8 febbraio 2007 0:00 - Reset
Sono in disaccordo.
Non credo che un paziente con dolori neoplastici o di altro male incurabile possa davvero serenamente, pacatamente, esprimere giudizi o redigere una sorta di vademecum terapeutico personale in cui vi sono terapie lecite o meno che lo riguardano.
Un malato che sa di soffrire per una male incurabile o poco curabile ha una sola volontà: smettere di soffrire, per cui ogni terapia che gli allunghi la vita (e quindi la sofferenza) non può, ovviamente, essere accettata e sarebbe "bollata" quale accanimento terapeutico. Si assisterebbe, così, a migliaia e migliaia di "welby" già dopo la prima settimana di insorgenza di dolori di elevato livello.
Una vera e propria ecatombe di esseri umani.
Non credo di essere d'accordo. Perchè, invece, non impegnarsi davvero, dico sul serio, con progetti finalizzati e sovvenzionati dallo Stato, nella ricerca di tecniche antalgiche spinte, di metodiche analgesiche innovative che, anche con l'utilizzo dei cosiddetti "robot" medici, eliminino davvero, DAVVERO, ogni sofferenza, ogni dolore, riportando la serenità nella vita di questi poveri infelici?
Staccare la spina, mi sembra una soluzione troppo "semplicistica". Ci vuole impegno e coraggio per fare di più...ma questo costa, forse, troppo...e allora giù con le cosiddette "battaglie etiche". Costano meno e rendono di più...anche a fini elettorali. Il che non guasta mai...
7 febbraio 2007 0:00 - Italiano
In Italia c'è il vizio di voler sempre decidere tutto con una legge, imponendo le cose dall'alto. Ciò che ricade esclusivamente nella sfera personale deve essere gestito solo dal singolo! Gli altri non devono imporre anche le proprie scelte; nessuno discute le loro, ma che loro rispettino quelle altrui!!!
7 febbraio 2007 0:00 - domenico de giacomi
Non posso che sottoscrivere , firmare in ogni modo se lo vorrete quanto qui' leggo e riportato da Pietro Yates Moretti dell'ADUC e ... su questo tema ... dal Senatore e Medico Prof Ignazio Marino .

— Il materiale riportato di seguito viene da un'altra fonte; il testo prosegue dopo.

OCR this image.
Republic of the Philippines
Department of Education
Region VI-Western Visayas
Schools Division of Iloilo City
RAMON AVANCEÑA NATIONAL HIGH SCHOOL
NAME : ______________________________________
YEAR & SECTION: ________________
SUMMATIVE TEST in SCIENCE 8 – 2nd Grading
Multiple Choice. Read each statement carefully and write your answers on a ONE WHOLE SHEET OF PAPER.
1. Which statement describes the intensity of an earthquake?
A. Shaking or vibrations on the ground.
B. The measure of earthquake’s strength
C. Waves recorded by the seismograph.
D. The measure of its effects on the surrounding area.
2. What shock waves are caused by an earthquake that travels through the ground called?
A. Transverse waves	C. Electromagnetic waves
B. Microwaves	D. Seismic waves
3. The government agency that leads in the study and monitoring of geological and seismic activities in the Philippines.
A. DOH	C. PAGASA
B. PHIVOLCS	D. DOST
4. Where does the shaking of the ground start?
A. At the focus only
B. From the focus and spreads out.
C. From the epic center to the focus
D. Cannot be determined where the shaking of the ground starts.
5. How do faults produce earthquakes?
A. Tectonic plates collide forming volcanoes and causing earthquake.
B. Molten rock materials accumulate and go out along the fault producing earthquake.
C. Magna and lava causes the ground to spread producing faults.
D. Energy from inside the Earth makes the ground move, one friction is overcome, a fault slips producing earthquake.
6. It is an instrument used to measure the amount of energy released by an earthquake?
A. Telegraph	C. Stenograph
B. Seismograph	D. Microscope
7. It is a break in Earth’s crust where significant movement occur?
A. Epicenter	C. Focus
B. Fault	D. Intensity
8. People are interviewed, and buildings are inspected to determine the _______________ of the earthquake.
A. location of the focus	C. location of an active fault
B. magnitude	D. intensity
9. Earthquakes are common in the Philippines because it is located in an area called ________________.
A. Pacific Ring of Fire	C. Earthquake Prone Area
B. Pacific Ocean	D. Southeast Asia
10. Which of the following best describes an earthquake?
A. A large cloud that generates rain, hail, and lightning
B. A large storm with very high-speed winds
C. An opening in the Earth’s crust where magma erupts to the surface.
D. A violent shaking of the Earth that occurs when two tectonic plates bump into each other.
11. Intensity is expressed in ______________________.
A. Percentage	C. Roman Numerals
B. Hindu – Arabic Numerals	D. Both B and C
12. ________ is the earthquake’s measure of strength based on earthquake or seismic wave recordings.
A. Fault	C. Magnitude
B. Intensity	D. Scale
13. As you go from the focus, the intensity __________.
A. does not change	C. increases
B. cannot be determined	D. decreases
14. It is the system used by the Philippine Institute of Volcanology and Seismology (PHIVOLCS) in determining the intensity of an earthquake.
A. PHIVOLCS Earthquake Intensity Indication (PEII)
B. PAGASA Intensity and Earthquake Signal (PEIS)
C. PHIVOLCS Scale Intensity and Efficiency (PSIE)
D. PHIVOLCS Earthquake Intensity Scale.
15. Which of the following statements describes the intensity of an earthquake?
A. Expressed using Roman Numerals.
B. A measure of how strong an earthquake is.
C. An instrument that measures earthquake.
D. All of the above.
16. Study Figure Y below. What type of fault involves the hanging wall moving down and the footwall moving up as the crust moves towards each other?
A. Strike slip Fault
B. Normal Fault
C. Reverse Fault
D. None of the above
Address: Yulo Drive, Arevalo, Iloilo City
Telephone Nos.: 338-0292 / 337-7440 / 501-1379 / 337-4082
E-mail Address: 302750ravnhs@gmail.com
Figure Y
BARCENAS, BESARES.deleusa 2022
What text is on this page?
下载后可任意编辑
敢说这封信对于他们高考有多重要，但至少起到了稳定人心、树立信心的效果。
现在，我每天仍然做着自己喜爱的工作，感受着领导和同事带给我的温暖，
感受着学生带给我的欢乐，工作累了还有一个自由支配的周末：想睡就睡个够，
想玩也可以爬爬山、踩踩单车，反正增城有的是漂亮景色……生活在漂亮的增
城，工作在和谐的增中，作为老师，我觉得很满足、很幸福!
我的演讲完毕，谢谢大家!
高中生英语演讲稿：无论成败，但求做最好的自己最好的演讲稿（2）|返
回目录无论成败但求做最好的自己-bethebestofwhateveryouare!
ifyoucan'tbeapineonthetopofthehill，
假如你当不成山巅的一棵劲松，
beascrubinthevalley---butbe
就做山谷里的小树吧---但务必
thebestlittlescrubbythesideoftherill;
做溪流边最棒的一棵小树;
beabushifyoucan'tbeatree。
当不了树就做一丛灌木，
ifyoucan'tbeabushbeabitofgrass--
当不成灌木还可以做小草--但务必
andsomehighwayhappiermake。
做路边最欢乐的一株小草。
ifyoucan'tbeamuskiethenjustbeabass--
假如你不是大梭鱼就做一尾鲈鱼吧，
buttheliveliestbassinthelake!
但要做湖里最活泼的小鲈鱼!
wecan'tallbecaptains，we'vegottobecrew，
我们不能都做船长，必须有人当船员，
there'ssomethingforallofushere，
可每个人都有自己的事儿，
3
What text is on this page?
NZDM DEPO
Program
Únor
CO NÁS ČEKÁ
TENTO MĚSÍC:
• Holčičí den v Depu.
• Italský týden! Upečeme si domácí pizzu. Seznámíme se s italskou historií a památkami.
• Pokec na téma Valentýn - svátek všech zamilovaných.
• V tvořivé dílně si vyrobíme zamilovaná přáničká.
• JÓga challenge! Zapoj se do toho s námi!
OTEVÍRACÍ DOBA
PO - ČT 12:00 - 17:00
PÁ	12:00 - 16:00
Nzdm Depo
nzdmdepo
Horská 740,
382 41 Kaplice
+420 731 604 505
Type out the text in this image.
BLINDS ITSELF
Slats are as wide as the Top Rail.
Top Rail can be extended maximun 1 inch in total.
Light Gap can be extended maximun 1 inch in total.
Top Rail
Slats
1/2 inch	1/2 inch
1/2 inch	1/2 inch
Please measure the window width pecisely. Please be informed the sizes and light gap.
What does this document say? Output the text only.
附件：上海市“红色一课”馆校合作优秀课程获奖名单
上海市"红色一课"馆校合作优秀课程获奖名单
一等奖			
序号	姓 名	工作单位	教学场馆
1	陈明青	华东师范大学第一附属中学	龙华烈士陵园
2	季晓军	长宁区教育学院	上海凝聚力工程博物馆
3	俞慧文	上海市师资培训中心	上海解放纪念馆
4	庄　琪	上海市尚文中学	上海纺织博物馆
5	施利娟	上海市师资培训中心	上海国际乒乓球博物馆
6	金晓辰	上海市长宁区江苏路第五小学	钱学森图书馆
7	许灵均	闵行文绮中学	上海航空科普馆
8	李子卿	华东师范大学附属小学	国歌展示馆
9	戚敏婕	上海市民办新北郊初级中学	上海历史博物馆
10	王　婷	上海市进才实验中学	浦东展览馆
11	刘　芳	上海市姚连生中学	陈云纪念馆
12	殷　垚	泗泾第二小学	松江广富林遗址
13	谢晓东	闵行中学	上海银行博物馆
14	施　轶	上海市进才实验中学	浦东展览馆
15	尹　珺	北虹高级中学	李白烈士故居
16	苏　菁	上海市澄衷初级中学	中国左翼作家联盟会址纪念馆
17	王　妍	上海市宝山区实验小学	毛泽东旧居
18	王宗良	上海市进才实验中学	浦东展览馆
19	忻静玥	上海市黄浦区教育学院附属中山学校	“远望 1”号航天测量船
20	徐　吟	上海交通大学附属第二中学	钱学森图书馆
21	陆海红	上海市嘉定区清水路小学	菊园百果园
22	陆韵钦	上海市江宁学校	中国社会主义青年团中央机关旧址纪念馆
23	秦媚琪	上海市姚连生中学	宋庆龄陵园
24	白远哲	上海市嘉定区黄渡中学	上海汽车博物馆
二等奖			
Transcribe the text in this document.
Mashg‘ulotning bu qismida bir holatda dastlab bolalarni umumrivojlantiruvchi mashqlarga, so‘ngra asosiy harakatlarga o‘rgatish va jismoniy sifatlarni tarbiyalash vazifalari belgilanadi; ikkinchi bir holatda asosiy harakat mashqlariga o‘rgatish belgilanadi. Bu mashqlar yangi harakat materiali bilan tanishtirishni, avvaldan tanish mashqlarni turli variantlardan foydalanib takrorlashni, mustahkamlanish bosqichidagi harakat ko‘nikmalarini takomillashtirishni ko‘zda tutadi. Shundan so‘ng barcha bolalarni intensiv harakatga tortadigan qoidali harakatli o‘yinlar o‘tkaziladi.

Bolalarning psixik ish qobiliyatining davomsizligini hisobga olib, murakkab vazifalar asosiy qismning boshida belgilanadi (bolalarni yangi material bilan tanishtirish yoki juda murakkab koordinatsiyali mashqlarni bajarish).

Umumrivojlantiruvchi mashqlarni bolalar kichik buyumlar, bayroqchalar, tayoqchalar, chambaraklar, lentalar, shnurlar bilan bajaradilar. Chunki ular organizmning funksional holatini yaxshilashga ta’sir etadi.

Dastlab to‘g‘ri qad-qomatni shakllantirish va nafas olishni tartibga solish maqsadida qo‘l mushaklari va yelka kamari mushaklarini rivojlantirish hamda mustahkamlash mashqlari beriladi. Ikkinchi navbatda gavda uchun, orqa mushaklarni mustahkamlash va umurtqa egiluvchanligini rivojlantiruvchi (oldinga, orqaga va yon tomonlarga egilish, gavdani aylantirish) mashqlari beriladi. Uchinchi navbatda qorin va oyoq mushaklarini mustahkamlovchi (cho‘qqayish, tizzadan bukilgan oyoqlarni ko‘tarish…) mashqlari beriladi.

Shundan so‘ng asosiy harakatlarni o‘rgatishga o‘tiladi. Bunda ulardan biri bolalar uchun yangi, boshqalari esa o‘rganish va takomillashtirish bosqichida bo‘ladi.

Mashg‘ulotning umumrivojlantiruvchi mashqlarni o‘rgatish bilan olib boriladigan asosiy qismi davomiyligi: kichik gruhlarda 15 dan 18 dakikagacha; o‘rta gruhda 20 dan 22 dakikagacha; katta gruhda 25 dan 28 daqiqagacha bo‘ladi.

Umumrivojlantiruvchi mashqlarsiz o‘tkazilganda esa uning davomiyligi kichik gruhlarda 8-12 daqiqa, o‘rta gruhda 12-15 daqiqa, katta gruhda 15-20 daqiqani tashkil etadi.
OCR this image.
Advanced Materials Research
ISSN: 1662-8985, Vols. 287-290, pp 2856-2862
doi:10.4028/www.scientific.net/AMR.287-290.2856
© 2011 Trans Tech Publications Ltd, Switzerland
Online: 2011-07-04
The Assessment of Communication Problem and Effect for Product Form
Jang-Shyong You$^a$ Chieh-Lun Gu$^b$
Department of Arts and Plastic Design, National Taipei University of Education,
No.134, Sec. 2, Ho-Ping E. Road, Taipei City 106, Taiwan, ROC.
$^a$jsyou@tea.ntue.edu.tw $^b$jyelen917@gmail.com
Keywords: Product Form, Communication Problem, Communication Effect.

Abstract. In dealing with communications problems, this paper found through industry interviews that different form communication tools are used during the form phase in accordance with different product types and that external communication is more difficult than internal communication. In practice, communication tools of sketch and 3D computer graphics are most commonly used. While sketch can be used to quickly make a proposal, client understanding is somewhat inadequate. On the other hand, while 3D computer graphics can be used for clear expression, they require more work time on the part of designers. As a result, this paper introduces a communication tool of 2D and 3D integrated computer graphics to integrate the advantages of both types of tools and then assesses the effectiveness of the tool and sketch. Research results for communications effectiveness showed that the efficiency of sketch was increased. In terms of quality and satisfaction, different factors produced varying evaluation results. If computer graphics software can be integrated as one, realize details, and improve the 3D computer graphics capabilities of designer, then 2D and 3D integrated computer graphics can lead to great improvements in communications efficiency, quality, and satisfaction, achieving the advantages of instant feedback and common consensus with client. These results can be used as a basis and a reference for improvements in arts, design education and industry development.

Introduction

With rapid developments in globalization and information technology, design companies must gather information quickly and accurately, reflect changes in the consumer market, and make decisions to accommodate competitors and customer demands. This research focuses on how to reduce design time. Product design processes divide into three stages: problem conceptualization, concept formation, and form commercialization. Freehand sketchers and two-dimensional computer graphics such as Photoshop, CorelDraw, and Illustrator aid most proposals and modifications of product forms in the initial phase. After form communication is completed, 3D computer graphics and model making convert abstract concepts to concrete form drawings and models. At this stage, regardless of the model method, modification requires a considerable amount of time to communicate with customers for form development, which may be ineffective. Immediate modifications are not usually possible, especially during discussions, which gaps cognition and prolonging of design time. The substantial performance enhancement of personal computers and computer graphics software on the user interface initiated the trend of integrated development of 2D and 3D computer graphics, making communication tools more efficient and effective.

Follie insensate che privano ogni Persona e Malato dei Suoi Diritti nel voler stabilire per Legge e sopratutto dagli ALTRI ... quello che è accanimento terapeutico sulla pelle altrui e senza sopratutto il CONSENSO ,il PARERE di chi dovrebbe sopportarlo coscentemente o incoscentemente !Vedi caso di Piergiorgio WElby e di quanti come Lui continuano a vivere e a sopportare tali accanimenti TECNOLOGICI imposti dalle attuali Leggi che non si vogliono migliorare per le ragioni che conosciamo
Anche questo dimostra - a mio avviso -l'impreparazione di taluni Parlamentari non del mestiere che propongono Leggi di questa paradossalita'che in passato orrendamente non hanno mai tenuto da conto la volonta' del Paziente !Anche qui ETICHE E DEONTOLOGIE COMUNI che presto definiranno demagogicamente socialmente UTILI e imposte sulla pelle di tutti ! Ma scherziamo ?!